Don’t fight the Bank of Japan!

Tom Tong03/Ιούλ/2013Currency Updates

It has been almost three months since the Bank of Japan announced on April 4th a very aggressive set of new policies. It promised to deliver 2% inflation by 2015, up from current negative levels. The monetary target was changed from the overnight rate to the size of the monetary base, and asset purchases will expand dramatically. As a result the Yen fell sharply over the following weeks. (Figure 1). However, the recent market turmoil caught traders wrong-footed with stretched short Yen positions, and the ensuing position squaring has meant dramatically increased volatility in the value of the Yen.

Bank of Japan announces aggressive measures

Figure 1: GBPJPY year to date exchange rate. Source: Bloomberg

Beyond short term market volatility, it is becoming clear that the Bank of Japan new policies, combined with aggressive fiscal stimulus by the Government (collectively known as Abenomics) is working as intended.

  1. The news on the inflation front are particularly good. Since the BOJ announcement, nationwide core CPI has moved up. By this key inflation measure, deflation in Japan ended in May (Figure 2). Tokyo core inflation, which is available a month in advance and usually leads the national figure, was solidly positive in June, at +0.2% (Figure3). This success is particularly notable given the generalized trend towards lower inflation in the rest of the developed world.

Figure 2: Japan nationwide core inflation. Source: Bloomberg

Figure 3: Tokyo core inflation. Source: Bloomberg

  1. Demand indicators released over the past few days are also consistent with a sustained improvement. Industrial production in May jumped 2% month-on-month, after a 0.9% gain in April (Figure4). Retail trade (a good proxy for consumer spending) also rose 1.5% for the month.

Figure 4: Japan industrial production, month on month change. Source: Bloomberg

Figure 5: Japan retail trade, month-on-month change. Source: Bloomberg

  1. May labor market reports were particularly encouraging.
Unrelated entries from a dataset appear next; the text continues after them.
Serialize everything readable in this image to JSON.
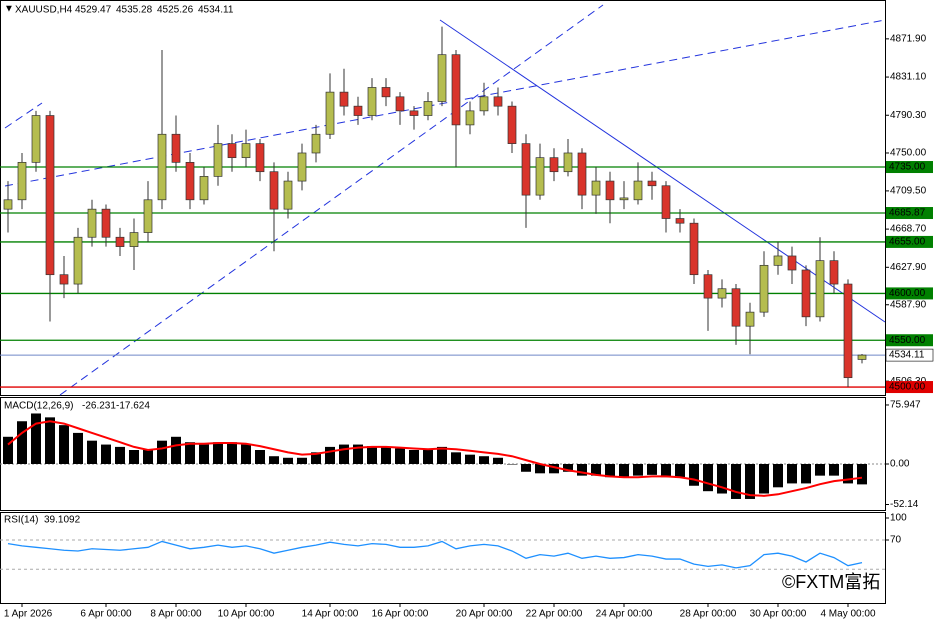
{
  "chart_data": [
    {
      "type": "candlestick",
      "title": "XAUUSD,H4",
      "categories": [
        null,
        "1 Apr 2026",
        null,
        null,
        null,
        null,
        null,
        "6 Apr 00:00",
        null,
        null,
        null,
        null,
        "8 Apr 00:00",
        null,
        null,
        null,
        null,
        "10 Apr 00:00",
        null,
        null,
        null,
        null,
        null,
        "14 Apr 00:00",
        null,
        null,
        null,
        null,
        "16 Apr 00:00",
        null,
        null,
        null,
        null,
        null,
        "20 Apr 00:00",
        null,
        null,
        null,
        null,
        "22 Apr 00:00",
        null,
        null,
        null,
        null,
        "24 Apr 00:00",
        null,
        null,
        null,
        null,
        null,
        "28 Apr 00:00",
        null,
        null,
        null,
        null,
        "30 Apr 00:00",
        null,
        null,
        null,
        null,
        "4 May 00:00",
        null
      ],
      "open": [
        4690,
        4700,
        4740,
        4790,
        4620,
        4610,
        4660,
        4690,
        4660,
        4650,
        4665,
        4700,
        4770,
        4740,
        4700,
        4725,
        4760,
        4745,
        4760,
        4730,
        4690,
        4720,
        4750,
        4770,
        4815,
        4800,
        4790,
        4820,
        4810,
        4795,
        4790,
        4805,
        4855,
        4780,
        4795,
        4810,
        4800,
        4760,
        4705,
        4745,
        4730,
        4750,
        4705,
        4720,
        4700,
        4700,
        4720,
        4715,
        4680,
        4675,
        4620,
        4595,
        4605,
        4565,
        4580,
        4630,
        4640,
        4625,
        4575,
        4635,
        4610,
        4529.47
      ],
      "high": [
        4720,
        4750,
        4795,
        4795,
        4640,
        4670,
        4700,
        4695,
        4670,
        4680,
        4720,
        4860,
        4790,
        4750,
        4735,
        4780,
        4770,
        4775,
        4765,
        4740,
        4730,
        4760,
        4780,
        4835,
        4840,
        4810,
        4830,
        4830,
        4815,
        4800,
        4815,
        4885,
        4860,
        4805,
        4825,
        4820,
        4805,
        4770,
        4760,
        4755,
        4765,
        4755,
        4735,
        4730,
        4720,
        4740,
        4730,
        4720,
        4690,
        4680,
        4625,
        4615,
        4610,
        4590,
        4645,
        4655,
        4650,
        4630,
        4660,
        4645,
        4615,
        4535.28
      ],
      "low": [
        4665,
        4690,
        4730,
        4570,
        4595,
        4600,
        4650,
        4650,
        4640,
        4625,
        4655,
        4690,
        4730,
        4690,
        4695,
        4715,
        4730,
        4735,
        4720,
        4645,
        4680,
        4710,
        4740,
        4765,
        4790,
        4780,
        4785,
        4800,
        4780,
        4775,
        4785,
        4800,
        4735,
        4770,
        4790,
        4790,
        4750,
        4670,
        4700,
        4720,
        4725,
        4690,
        4685,
        4675,
        4690,
        4695,
        4700,
        4665,
        4665,
        4610,
        4560,
        4585,
        4545,
        4535,
        4575,
        4620,
        4610,
        4565,
        4570,
        4600,
        4500,
        4525.26
      ],
      "close": [
        4700,
        4740,
        4790,
        4620,
        4610,
        4660,
        4690,
        4660,
        4650,
        4665,
        4700,
        4770,
        4740,
        4700,
        4725,
        4760,
        4745,
        4760,
        4730,
        4690,
        4720,
        4750,
        4770,
        4815,
        4800,
        4790,
        4820,
        4810,
        4795,
        4790,
        4805,
        4855,
        4780,
        4795,
        4810,
        4800,
        4760,
        4705,
        4745,
        4730,
        4750,
        4705,
        4720,
        4700,
        4702,
        4720,
        4715,
        4680,
        4675,
        4620,
        4595,
        4605,
        4565,
        4580,
        4630,
        4640,
        4625,
        4575,
        4635,
        4610,
        4510,
        4534.11
      ],
      "up_color": "#b5bd4f",
      "down_color": "#d9342b",
      "current_color": "#6f86c8",
      "ylim": [
        4491.5,
        4913.4
      ],
      "yticks": [
        {
          "value": 4871.9,
          "label": "4871.90"
        },
        {
          "value": 4831.1,
          "label": "4831.10"
        },
        {
          "value": 4790.3,
          "label": "4790.30"
        },
        {
          "value": 4750,
          "label": "4750.00"
        },
        {
          "value": 4709.5,
          "label": "4709.50"
        },
        {
          "value": 4668.7,
          "label": "4668.70"
        },
        {
          "value": 4627.9,
          "label": "4627.90"
        },
        {
          "value": 4587.9,
          "label": "4587.90"
        },
        {
          "value": 4506.3,
          "label": "4506.30"
        }
      ],
      "hlines": [
        {
          "value": 4735,
          "label": "4735.00",
          "color": "#008000"
        },
        {
          "value": 4685.87,
          "label": "4685.87",
          "color": "#008000"
        },
        {
          "value": 4655,
          "label": "4655.00",
          "color": "#008000"
        },
        {
          "value": 4600,
          "label": "4600.00",
          "color": "#008000"
        },
        {
          "value": 4550,
          "label": "4550.00",
          "color": "#008000"
        },
        {
          "value": 4500,
          "label": "4500.00",
          "color": "#e00000"
        }
      ]
    },
    {
      "type": "macd",
      "title": "MACD(12,26,9)",
      "series": [
        {
          "color": "#000000",
          "values": [
            35,
            55,
            65,
            60,
            50,
            40,
            30,
            25,
            22,
            18,
            18,
            30,
            35,
            28,
            25,
            28,
            28,
            25,
            18,
            10,
            8,
            8,
            15,
            22,
            25,
            25,
            23,
            22,
            20,
            18,
            18,
            22,
            15,
            12,
            10,
            8,
            0,
            -10,
            -12,
            -12,
            -10,
            -15,
            -15,
            -17,
            -18,
            -15,
            -14,
            -17,
            -18,
            -28,
            -35,
            -38,
            -45,
            -45,
            -38,
            -30,
            -25,
            -25,
            -15,
            -15,
            -25,
            -26.231
          ]
        },
        {
          "color": "#ff0000",
          "values": [
            25,
            40,
            52,
            55,
            52,
            46,
            40,
            34,
            28,
            22,
            18,
            20,
            24,
            26,
            26,
            27,
            27,
            26,
            23,
            19,
            15,
            12,
            13,
            16,
            19,
            21,
            22,
            22,
            21,
            20,
            19,
            20,
            19,
            17,
            15,
            13,
            10,
            5,
            0,
            -4,
            -8,
            -11,
            -14,
            -16,
            -17,
            -17,
            -16,
            -16,
            -17,
            -20,
            -25,
            -30,
            -36,
            -40,
            -41,
            -39,
            -35,
            -31,
            -26,
            -22,
            -20,
            -17.624
          ]
        }
      ],
      "ylim": [
        -59.2,
        86.2
      ],
      "yticks": [
        75.947,
        {
          "value": 0,
          "label": "0.00"
        },
        -52.14
      ]
    },
    {
      "type": "line",
      "title": "RSI(14)",
      "color": "#1e90ff",
      "values": [
        65,
        62,
        60,
        58,
        56,
        55,
        58,
        57,
        56,
        58,
        60,
        68,
        63,
        58,
        60,
        63,
        60,
        62,
        58,
        52,
        56,
        60,
        63,
        67,
        64,
        62,
        65,
        64,
        60,
        60,
        62,
        68,
        58,
        62,
        64,
        62,
        55,
        45,
        50,
        48,
        52,
        45,
        48,
        45,
        46,
        50,
        48,
        44,
        44,
        37,
        34,
        36,
        32,
        35,
        50,
        52,
        48,
        40,
        52,
        46,
        35,
        39.1092
      ],
      "levels": [
        70,
        30
      ],
      "ylim": [
        -16,
        108.2
      ],
      "yticks": [
        100,
        70
      ]
    }
  ],
  "watermark": "©FXTM富拓"
}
Unemployment was flat, labor force participation rose, and the ratio between job offers and job applicants (a key leading indicator) jumped.

The Bank of Japan could hardly have hoped for more encouraging news. Inflation, spending, production and employment all seem to be responding positively to its new aggressiveness. These positive results should serve to address concerns that Policy Board members may have had over the boldness of the policies.


When the Bank of Japan announced its new easing policy, the Japanese Yen sold off dramatically in response (Figure 1). After bottoming out around 102.50 JPY to the dollar, it rebounded strongly amidst generalized market turmoil in June. The new hawkishness in the Federal reserve brought about some counterintuitive market moves (see our Special Report on FX positioning, as the most popular trades of the last few months were unwound by traders and hedge funds caught wrong-footed. Hence, JPY retraced about 2/3 of its losses to peak on June 17th at around 94 to the dollar.

Since then, the trend towards lower Yen has resumed. A weaker yen is both the logical result of the Bank of Japan’s aggressive easing, and a welcome development that will help to raise inflation and exports. Further pressure towards yen devaluation comes from higher nominal and real interest rates in the US, as the Federal Reserve prepares to “taper” QE3.

If the past few years have told us anything, is that major Central Banks can and do get what they want. We maintain our forecasts for a weaker yen in the short, medium and long term.